Eram dez horas da noite quando finalmente as coisas se acalmaram na clínica Withinburg. Harry soltou um longo suspiro quando finalmente terminou sua última assistência aos feridos. Sentiu-se, por várias vezes, tentado a voltar ao seu quarto e procurar a sua varinha para resolver isso tudo com um girar de pulso. E observou, impressionado, a força de vontade que os voluntários do hospital possuíam. Maioria só tinha o treinamento básico que receberam do próprio Dr. Hart para atendimentos simples, mas mesmo assim se esforçaram ao máximo para ajudar. Ver aquelas mulheres correndo de um lado para o outro socorrendo as pessoas o fez lembrar dos tempos de guerra, quando o St. Mungos ficava cheio e bruxos corriam para todos os lados tentando ajudar os companheiros. Era quase a mesma coisa, mas felizmente por detrás dessa tragédia não estava nenhum psicótico, apenas um infeliz destino.

Viu pelo rabo de olhou quando alguém se sentou na cadeira ao seu lado e virou-se para ver o Dr. Hart abaixar a cabeça e apoiá-la nas mãos, prendendo mechas dos fios loiros entre os dedos. A roupa azul estava manchada de sangue de cima abaixo e o homem emanava um ar mais cansado do que a maioria dos pacientes que estavam internados ali. Não poderia esperar menos. O que ele mais viu nas últimas oito horas foi o médico andando de cima a baixo no hospital receitando remédios, visitando pacientes, atendendo casos mais específicos e que precisavam da atenção de alguém formado. Viu a confusão que foi quando dois pacientes graves chegaram e também viu quando um deles saiu da sala de atendimento coberto com um lençol, indicando que estava morto. Em resumo, o loiro deveria estar exausto.

-Dia difícil? – tentou brincar e viu olhos cinzentos e surpresos virarem-se para encará-lo.

-O que você está fazendo fora do seu quarto sr. Potter?

-Estava ajudando a sua avó e as outras senhoras no atendimento.
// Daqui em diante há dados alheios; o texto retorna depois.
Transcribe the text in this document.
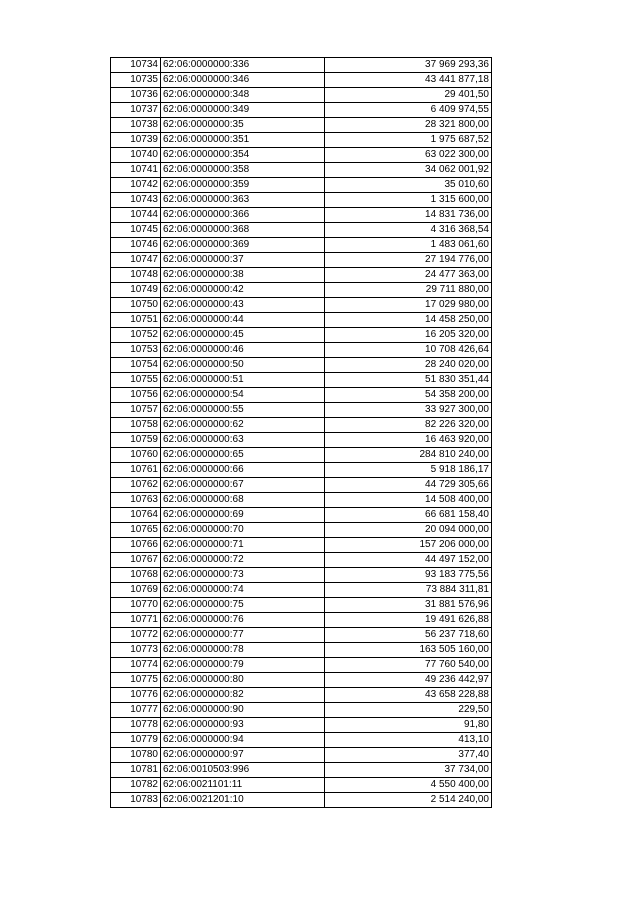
10734	62:06:0000000:336	37 969 293,36
10735	62:06:0000000:346	43 441 877,18
10736	62:06:0000000:348	29 401,50
10737	62:06:0000000:349	6 409 974,55
10738	62:06:0000000:35	28 321 800,00
10739	62:06:0000000:351	1 975 687,52
10740	62:06:0000000:354	63 022 300,00
10741	62:06:0000000:358	34 062 001,92
10742	62:06:0000000:359	35 010,60
10743	62:06:0000000:363	1 315 600,00
10744	62:06:0000000:366	14 831 736,00
10745	62:06:0000000:368	4 316 368,54
10746	62:06:0000000:369	1 483 061,60
10747	62:06:0000000:37	27 194 776,00
10748	62:06:0000000:38	24 477 363,00
10749	62:06:0000000:42	29 711 880,00
10750	62:06:0000000:43	17 029 980,00
10751	62:06:0000000:44	14 458 250,00
10752	62:06:0000000:45	16 205 320,00
10753	62:06:0000000:46	10 708 426,64
10754	62:06:0000000:50	28 240 020,00
10755	62:06:0000000:51	51 830 351,44
10756	62:06:0000000:54	54 358 200,00
10757	62:06:0000000:55	33 927 300,00
10758	62:06:0000000:62	82 226 320,00
10759	62:06:0000000:63	16 463 920,00
10760	62:06:0000000:65	284 810 240,00
10761	62:06:0000000:66	5 918 186,17
10762	62:06:0000000:67	44 729 305,66
10763	62:06:0000000:68	14 508 400,00
10764	62:06:0000000:69	66 681 158,40
10765	62:06:0000000:70	20 094 000,00
10766	62:06:0000000:71	157 206 000,00
10767	62:06:0000000:72	44 497 152,00
10768	62:06:0000000:73	93 183 775,56
10769	62:06:0000000:74	73 884 311,81
10770	62:06:0000000:75	31 881 576,96
10771	62:06:0000000:76	19 491 626,88
10772	62:06:0000000:77	56 237 718,60
10773	62:06:0000000:78	163 505 160,00
10774	62:06:0000000:79	77 760 540,00
10775	62:06:0000000:80	49 236 442,97
10776	62:06:0000000:82	43 658 228,88
10777	62:06:0000000:90	229,50
10778	62:06:0000000:93	91,80
10779	62:06:0000000:94	413,10
10780	62:06:0000000:97	377,40
10781	62:06:0010503:996	37 734,00
10782	62:06:0021101:11	4 550 400,00
10783	62:06:0021201:10	2 514 240,00
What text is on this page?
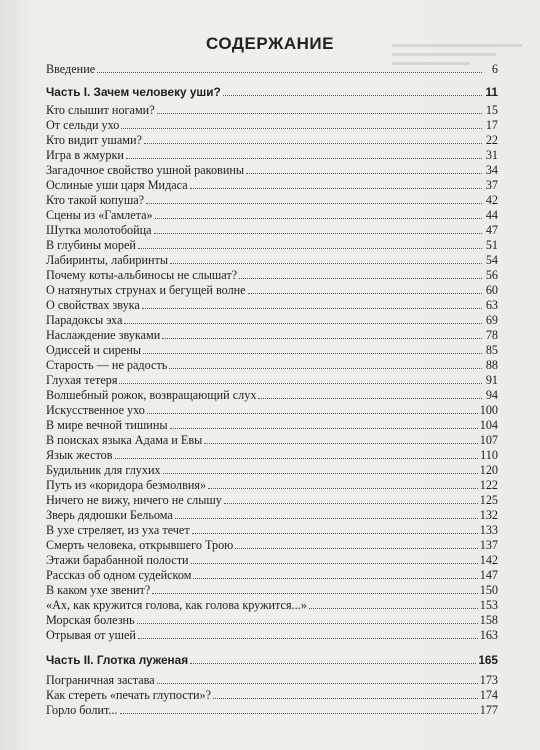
СОДЕРЖАНИЕ
Введение	6
Часть I. Зачем человеку уши?	11
Кто слышит ногами?	15
От сельди ухо	17
Кто видит ушами?	22
Игра в жмурки	31
Загадочное свойство ушной раковины	34
Ослиные уши царя Мидаса	37
Кто такой копуша?	42
Сцены из «Гамлета»	44
Шутка молотобойца	47
В глубины морей	51
Лабиринты, лабиринты	54
Почему коты-альбиносы не слышат?	56
О натянутых струнах и бегущей волне	60
О свойствах звука	63
Парадоксы эха	69
Наслаждение звуками	78
Одиссей и сирены	85
Старость — не радость	88
Глухая тетеря	91
Волшебный рожок, возвращающий слух	94
Искусственное ухо	100
В мире вечной тишины	104
В поисках языка Адама и Евы	107
Язык жестов	110
Будильник для глухих	120
Путь из «коридора безмолвия»	122
Ничего не вижу, ничего не слышу	125
Зверь дядюшки Бельома	132
В ухе стреляет, из уха течет	133
Смерть человека, открывшего Трою	137
Этажи барабанной полости	142
Рассказ об одном судейском	147
В каком ухе звенит?	150
«Ах, как кружится голова, как голова кружится...»	153
Морская болезнь	158
Отрывая от ушей	163
Часть II. Глотка луженая	165
Пограничная застава	173
Как стереть «печать глупости»?	174
Горло болит...	177
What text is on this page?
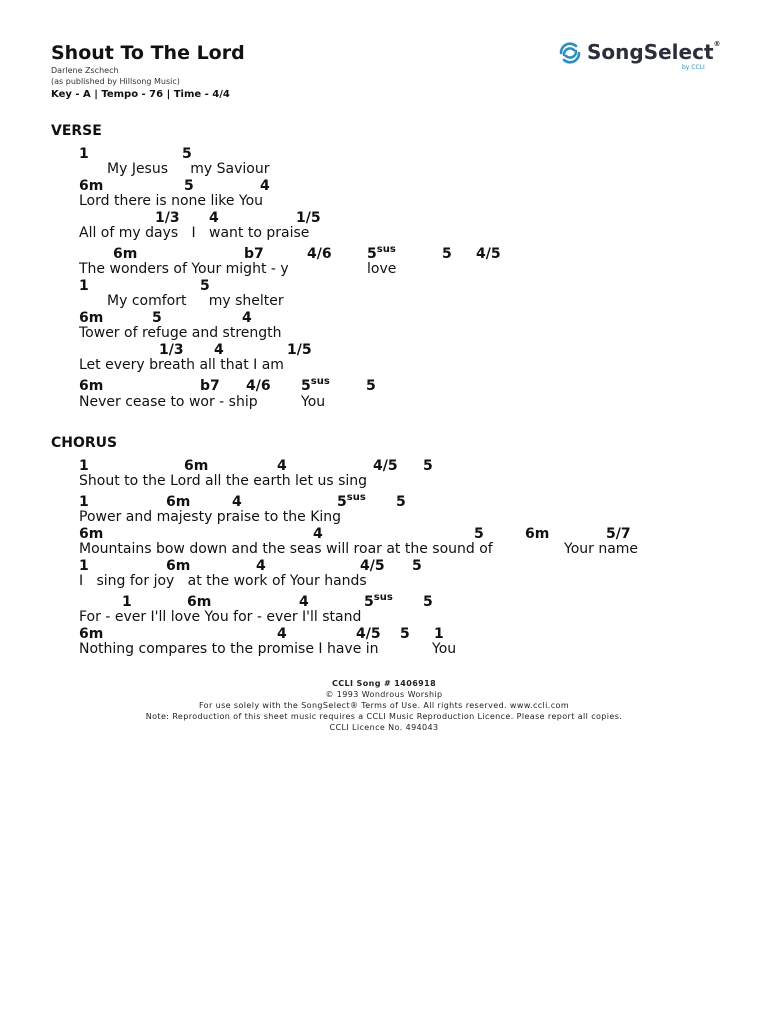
Shout To The Lord
Darlene Zschech
(as published by Hillsong Music)
Key - A | Tempo - 76 | Time - 4/4
SongSelect®
by CCLI
VERSE
1	5
My Jesus     my Saviour
6m	5	4
Lord there is none like You
1/3 4	1/5
All of my days   I   want to praise
6m	b7	4/6	$5^{sus}$	5 4/5
The wonders of Your might - y	love
1	5
My comfort     my shelter
6m	5	4
Tower of refuge and strength
1/3 4	1/5
Let every breath all that I am
6m	b7 4/6 $5^{sus}$	5
Never cease to wor - ship	You
CHORUS
1	6m	4	4/5 5
Shout to the Lord all the earth let us sing
1	6m	4	$5^{sus}$ 5
Power and majesty praise to the King
6m	4	5	6m	5/7
Mountains bow down and the seas will roar at the sound of	Your name
1	6m	4	4/5 5
I   sing for joy   at the work of Your hands
1	6m	4	$5^{sus}$ 5
For - ever I'll love You for - ever I'll stand
6m	4	4/5 5 1
Nothing compares to the promise I have in	You
CCLI Song # 1406918
© 1993 Wondrous Worship
For use solely with the SongSelect® Terms of Use. All rights reserved. www.ccli.com
Note: Reproduction of this sheet music requires a CCLI Music Reproduction Licence. Please report all copies.
CCLI Licence No. 494043
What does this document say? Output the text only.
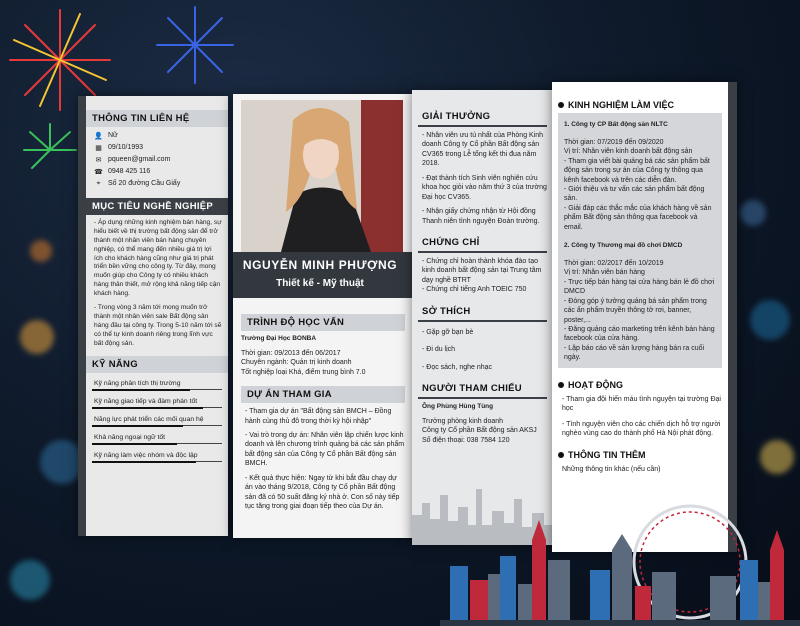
THÔNG TIN LIÊN HỆ
👤 Nữ
▦ 09/10/1993
✉ pqueen@gmail.com
☎ 0948 425 116
⌖	Số 20 đường Cầu Giấy
MỤC TIÊU NGHỀ NGHIỆP

- Áp dụng những kinh nghiệm bán hàng, sự hiểu biết về thị trường bất động sản để trở thành một nhân viên bán hàng chuyên nghiệp, có thể mang đến nhiều giá trị lợi ích cho khách hàng cũng như giá trị phát triển bền vững cho công ty. Từ đây, mong muốn giúp cho Công ty có nhiều khách hàng thân thiết, mở rộng khả năng tiếp cận khách hàng.

- Trong vòng 3 năm tới mong muốn trở thành một nhân viên sale Bất động sản hàng đầu tại công ty. Trong 5-10 năm tới sẽ có thể tự kinh doanh riêng trong lĩnh vực bất động sản.

KỸ NĂNG
Kỹ năng phân tích thị trường
Kỹ năng giao tiếp và đàm phán tốt
Năng lực phát triển các mối quan hệ
Khả năng ngoại ngữ tốt
Kỹ năng làm việc nhóm và độc lập
NGUYỄN MINH PHƯỢNG
Thiết kế - Mỹ thuật
TRÌNH ĐỘ HỌC VẤN
Trường Đại Học BONBA
Thời gian: 09/2013 đến 06/2017
Chuyên ngành: Quản trị kinh doanh
Tốt nghiệp loại Khá, điểm trung bình 7.0
DỰ ÁN THAM GIA

- Tham gia dự án "Bất động sản BMCH – Đồng hành cùng thủ đô trong thời kỳ hội nhập"

- Vai trò trong dự án: Nhân viên lập chiến lược kinh doanh và lên chương trình quảng bá các sản phẩm bất động sản của Công ty Cổ phần Bất động sản BMCH.

- Kết quả thực hiện: Ngay từ khi bắt đầu chạy dự án vào tháng 9/2018, Công ty Cổ phần Bất động sản đã có 50 suất đăng ký nhà ở. Con số này tiếp tục tăng trong giai đoạn tiếp theo của Dự án.

GIẢI THƯỞNG

- Nhân viên ưu tú nhất của Phòng Kinh doanh Công ty Cổ phần Bất động sản CV365 trong Lễ tổng kết thi đua năm 2018.

- Đạt thành tích Sinh viên nghiên cứu khoa học giỏi vào năm thứ 3 của trường Đại học CV365.

- Nhận giấy chứng nhận từ Hội đồng Thanh niên tình nguyện Đoàn trường.

CHỨNG CHỈ

- Chứng chỉ hoàn thành khóa đào tạo kinh doanh bất động sản tại Trung tâm dạy nghề BTRT

- Chứng chỉ tiếng Anh TOEIC 750

SỞ THÍCH

- Gặp gỡ bạn bè

- Đi du lịch

- Đọc sách, nghe nhạc

NGƯỜI THAM CHIẾU
Ông Phùng Hùng Tùng
Trưởng phòng kinh doanh
Công ty Cổ phần Bất động sản AKSJ
Số điện thoại: 038 7584 120
KINH NGHIỆM LÀM VIỆC
1. Công ty CP Bất động sản NLTC
Thời gian: 07/2019 đến 09/2020
Vị trí: Nhân viên kinh doanh bất động sản
- Tham gia viết bài quảng bá các sản phẩm bất động sản trong sự án của Công ty thông qua kênh facebook và trên các diễn đàn.
- Giới thiệu và tư vấn các sản phẩm bất động sản.
- Giải đáp các thắc mắc của khách hàng về sản phẩm Bất động sản thông qua facebook và email.
2. Công ty Thương mại đồ chơi DMCD
Thời gian: 02/2017 đến 10/2019
Vị trí: Nhân viên bán hàng
- Trực tiếp bán hàng tại cửa hàng bán lẻ đồ chơi DMCD
- Đóng góp ý tưởng quảng bá sản phẩm trong các ấn phẩm truyền thông tờ rơi, banner, poster,...
- Đăng quảng cáo marketing trên kênh bán hàng facebook của cửa hàng.
- Lập báo cáo về sản lượng hàng bán ra cuối ngày.
HOẠT ĐỘNG

- Tham gia đội hiến máu tình nguyện tại trường Đại học

- Tình nguyện viên cho các chiến dịch hỗ trợ người nghèo vùng cao do thành phố Hà Nội phát động.

THÔNG TIN THÊM

Những thông tin khác (nếu cần)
Tenho alguma experiência no ramo. – o loiro iria abrir a boca para perguntar sobre isso, mas preferiu ficar quieto, visto que o interrogatório pela manhã havia gerado uma discussão muito desagradável.

-Quando eu residia no hospital de Londres era comum dias como esse, mas a gente tinha uma equipe completa para poder ajudar. – recostou-se no sofá e jogou a cabeça para trás, fechando os olhos e soltando um gemido diante da dor que a sua coluna apresentou por causa do estresse.

-Escuta - começou Harry, incerto. - me desculpe. – terminou, olhando para o seu colo para evitar olhar para o rapaz ao seu lado. Elliot ergueu a cabeça e mirou o moreno ao seu lado, com uma expressão confusa.

-Pelo quê? – perguntou.

-Pelo que eu disse mais cedo. Eu não gosto muito que as pessoas fiquem perguntando sobre a minha vida, ainda mais… er… estranhos. Má experiências passadas.

-Ah… okay. – murmurou, retirando a camisa azul manchada e ficando apenas com a camiseta que usava por debaixo da mesma. –Escuta, sei que é contra a regra do hospital e eu, acima de tudo, não deveria estar propondo isso… mas tem um café do outro lado da rua. Gostaria de me fazer companhia? – perguntou incerto.

-Eu adoraria, mas ficaria meio estranho sair pela rua com isso. – e Harry apontou para o pijama que usava. Elliot apenas sorriu, dizendo que resolvia isso em um segundo, sumindo por um dos corredores. Minutos depois ele retornou com dois longos casacos e colocou um deles em Harry e outro em si, pegando no apoio da cadeira e empurrando o moreno para fora do hospital e em direção a lanchonete.